If that’s the case, though, why go to this trouble to hide stuff? Habit, partly - McLaren has done this before in recent years, including last year with a launch spec it was not even happy with.

And there is probably a genuine desire to keep some bits under wraps. Running this car at Silverstone, where spy shots often start leaking out, and doing it on the same day as Mercedes, means this car gets out into the open a little earlier than if it had waited until Bahrain to shake it down like last year.

That’s why, at least for now, it is hiding some design ideas in the images it can control. Then a few more days pass before people, including rivals, can see them.

“Because we can,” was driver Lando Norris’s slightly tongue-in-cheek answer for why McLaren is hiding stuff. “Because it's a game of performance, and why would you ever want to give away anything?

“You’ll see what the car looks like. But you'll see in two weeks or something. So, be patient!”

Team-mate Oscar Piastri added with a smiling reference to Red Bull’s RB20 Silverstone shakedown two days ahead of McLaren's launch: “At least we showed our car before it went on track, unlike others.”

Does it really make a difference to rivals?
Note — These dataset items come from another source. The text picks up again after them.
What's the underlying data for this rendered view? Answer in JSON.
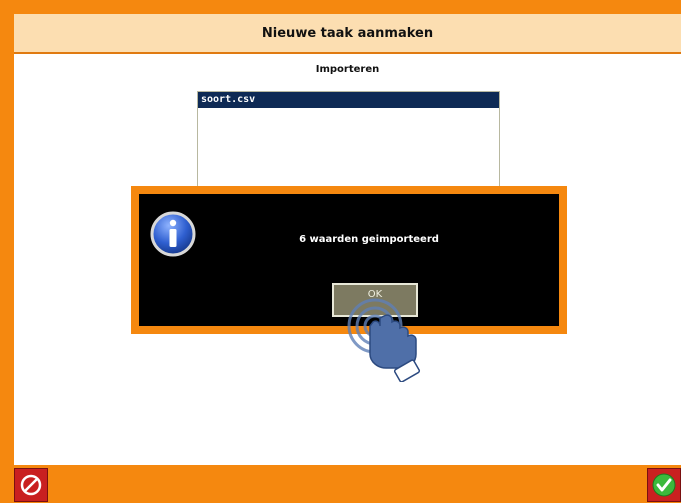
{
  "window": {
    "title": "Nieuwe taak aanmaken"
  },
  "main": {
    "section_title": "Importeren",
    "files": [
      {
        "name": "soort.csv",
        "selected": true
      }
    ]
  },
  "dialog": {
    "icon": "info-icon",
    "message": "6 waarden geimporteerd",
    "ok_label": "OK"
  },
  "footer": {
    "cancel_icon": "cancel-icon",
    "confirm_icon": "checkmark-icon"
  },
  "colors": {
    "frame": "#f5880f",
    "header_bg": "#fcdeb1",
    "list_selection": "#0e2a55",
    "dialog_bg": "#000000",
    "ok_button": "#7d7a61",
    "footer_button": "#c92020",
    "confirm_check": "#3cb93c"
  }
}
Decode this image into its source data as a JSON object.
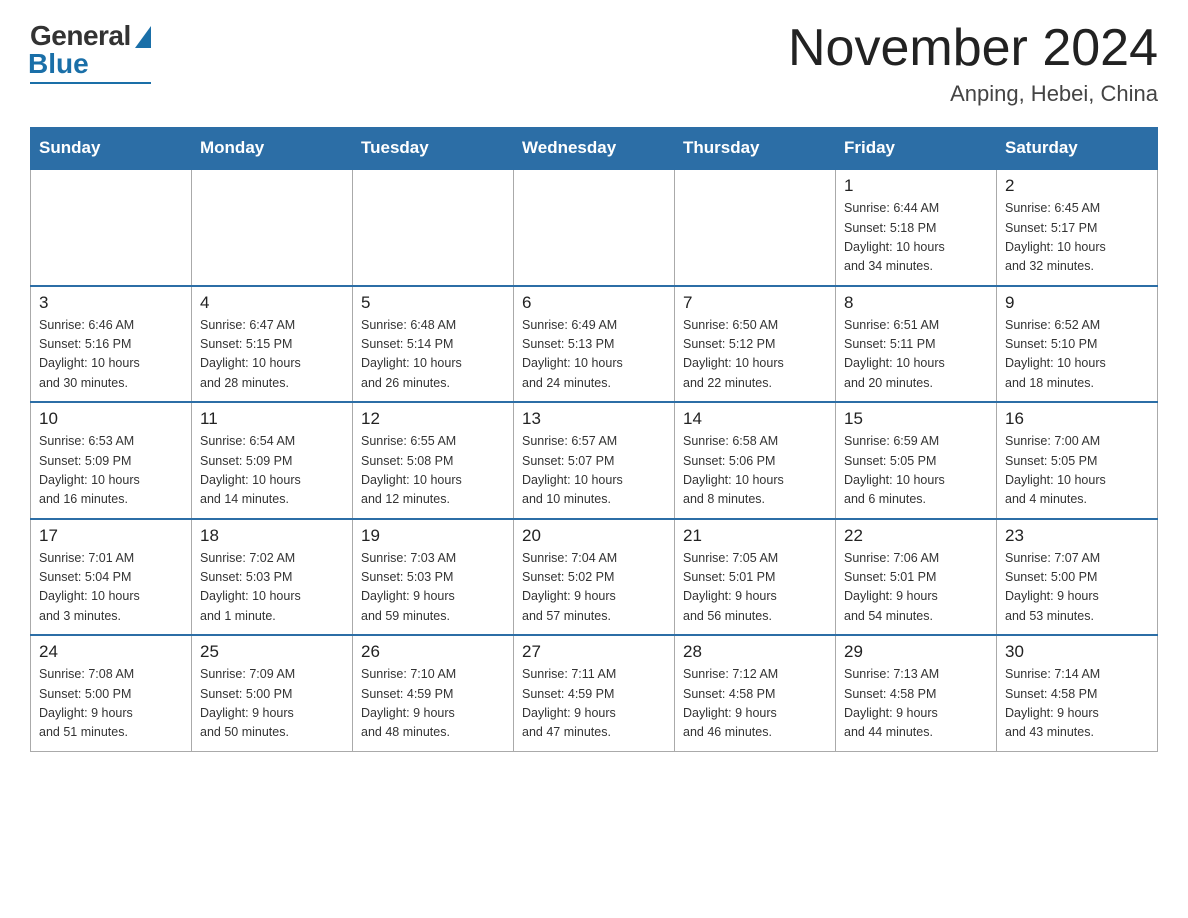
{
  "header": {
    "logo": {
      "general_text": "General",
      "blue_text": "Blue"
    },
    "month_title": "November 2024",
    "location": "Anping, Hebei, China"
  },
  "weekdays": [
    "Sunday",
    "Monday",
    "Tuesday",
    "Wednesday",
    "Thursday",
    "Friday",
    "Saturday"
  ],
  "weeks": [
    [
      {
        "day": "",
        "info": ""
      },
      {
        "day": "",
        "info": ""
      },
      {
        "day": "",
        "info": ""
      },
      {
        "day": "",
        "info": ""
      },
      {
        "day": "",
        "info": ""
      },
      {
        "day": "1",
        "info": "Sunrise: 6:44 AM\nSunset: 5:18 PM\nDaylight: 10 hours\nand 34 minutes."
      },
      {
        "day": "2",
        "info": "Sunrise: 6:45 AM\nSunset: 5:17 PM\nDaylight: 10 hours\nand 32 minutes."
      }
    ],
    [
      {
        "day": "3",
        "info": "Sunrise: 6:46 AM\nSunset: 5:16 PM\nDaylight: 10 hours\nand 30 minutes."
      },
      {
        "day": "4",
        "info": "Sunrise: 6:47 AM\nSunset: 5:15 PM\nDaylight: 10 hours\nand 28 minutes."
      },
      {
        "day": "5",
        "info": "Sunrise: 6:48 AM\nSunset: 5:14 PM\nDaylight: 10 hours\nand 26 minutes."
      },
      {
        "day": "6",
        "info": "Sunrise: 6:49 AM\nSunset: 5:13 PM\nDaylight: 10 hours\nand 24 minutes."
      },
      {
        "day": "7",
        "info": "Sunrise: 6:50 AM\nSunset: 5:12 PM\nDaylight: 10 hours\nand 22 minutes."
      },
      {
        "day": "8",
        "info": "Sunrise: 6:51 AM\nSunset: 5:11 PM\nDaylight: 10 hours\nand 20 minutes."
      },
      {
        "day": "9",
        "info": "Sunrise: 6:52 AM\nSunset: 5:10 PM\nDaylight: 10 hours\nand 18 minutes."
      }
    ],
    [
      {
        "day": "10",
        "info": "Sunrise: 6:53 AM\nSunset: 5:09 PM\nDaylight: 10 hours\nand 16 minutes."
      },
      {
        "day": "11",
        "info": "Sunrise: 6:54 AM\nSunset: 5:09 PM\nDaylight: 10 hours\nand 14 minutes."
      },
      {
        "day": "12",
        "info": "Sunrise: 6:55 AM\nSunset: 5:08 PM\nDaylight: 10 hours\nand 12 minutes."
      },
      {
        "day": "13",
        "info": "Sunrise: 6:57 AM\nSunset: 5:07 PM\nDaylight: 10 hours\nand 10 minutes."
      },
      {
        "day": "14",
        "info": "Sunrise: 6:58 AM\nSunset: 5:06 PM\nDaylight: 10 hours\nand 8 minutes."
      },
      {
        "day": "15",
        "info": "Sunrise: 6:59 AM\nSunset: 5:05 PM\nDaylight: 10 hours\nand 6 minutes."
      },
      {
        "day": "16",
        "info": "Sunrise: 7:00 AM\nSunset: 5:05 PM\nDaylight: 10 hours\nand 4 minutes."
      }
    ],
    [
      {
        "day": "17",
        "info": "Sunrise: 7:01 AM\nSunset: 5:04 PM\nDaylight: 10 hours\nand 3 minutes."
      },
      {
        "day": "18",
        "info": "Sunrise: 7:02 AM\nSunset: 5:03 PM\nDaylight: 10 hours\nand 1 minute."
      },
      {
        "day": "19",
        "info": "Sunrise: 7:03 AM\nSunset: 5:03 PM\nDaylight: 9 hours\nand 59 minutes."
      },
      {
        "day": "20",
        "info": "Sunrise: 7:04 AM\nSunset: 5:02 PM\nDaylight: 9 hours\nand 57 minutes."
      },
      {
        "day": "21",
        "info": "Sunrise: 7:05 AM\nSunset: 5:01 PM\nDaylight: 9 hours\nand 56 minutes."
      },
      {
        "day": "22",
        "info": "Sunrise: 7:06 AM\nSunset: 5:01 PM\nDaylight: 9 hours\nand 54 minutes."
      },
      {
        "day": "23",
        "info": "Sunrise: 7:07 AM\nSunset: 5:00 PM\nDaylight: 9 hours\nand 53 minutes."
      }
    ],
    [
      {
        "day": "24",
        "info": "Sunrise: 7:08 AM\nSunset: 5:00 PM\nDaylight: 9 hours\nand 51 minutes."
      },
      {
        "day": "25",
        "info": "Sunrise: 7:09 AM\nSunset: 5:00 PM\nDaylight: 9 hours\nand 50 minutes."
      },
      {
        "day": "26",
        "info": "Sunrise: 7:10 AM\nSunset: 4:59 PM\nDaylight: 9 hours\nand 48 minutes."
      },
      {
        "day": "27",
        "info": "Sunrise: 7:11 AM\nSunset: 4:59 PM\nDaylight: 9 hours\nand 47 minutes."
      },
      {
        "day": "28",
        "info": "Sunrise: 7:12 AM\nSunset: 4:58 PM\nDaylight: 9 hours\nand 46 minutes."
      },
      {
        "day": "29",
        "info": "Sunrise: 7:13 AM\nSunset: 4:58 PM\nDaylight: 9 hours\nand 44 minutes."
      },
      {
        "day": "30",
        "info": "Sunrise: 7:14 AM\nSunset: 4:58 PM\nDaylight: 9 hours\nand 43 minutes."
      }
    ]
  ]
}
Possibly not. But if McLaren was willing to do that with the MCL60 after an underwhelming 2022, and knowing it could be uncompetitive at the start of last season, then it is no surprise to see it do so now, when things are different.

If all goes according to plan, the new McLaren should build on being a regular podium threat in 2023, be a direct competitor of Mercedes and Ferrari, and maybe snipe at Red Bull from time to time.

Whether you think there’s any point at all in hiding parts of a car the whole world is going to see from all angles in a few days’ time, McLaren is at least more likely to have something worth hiding now than in previous winters.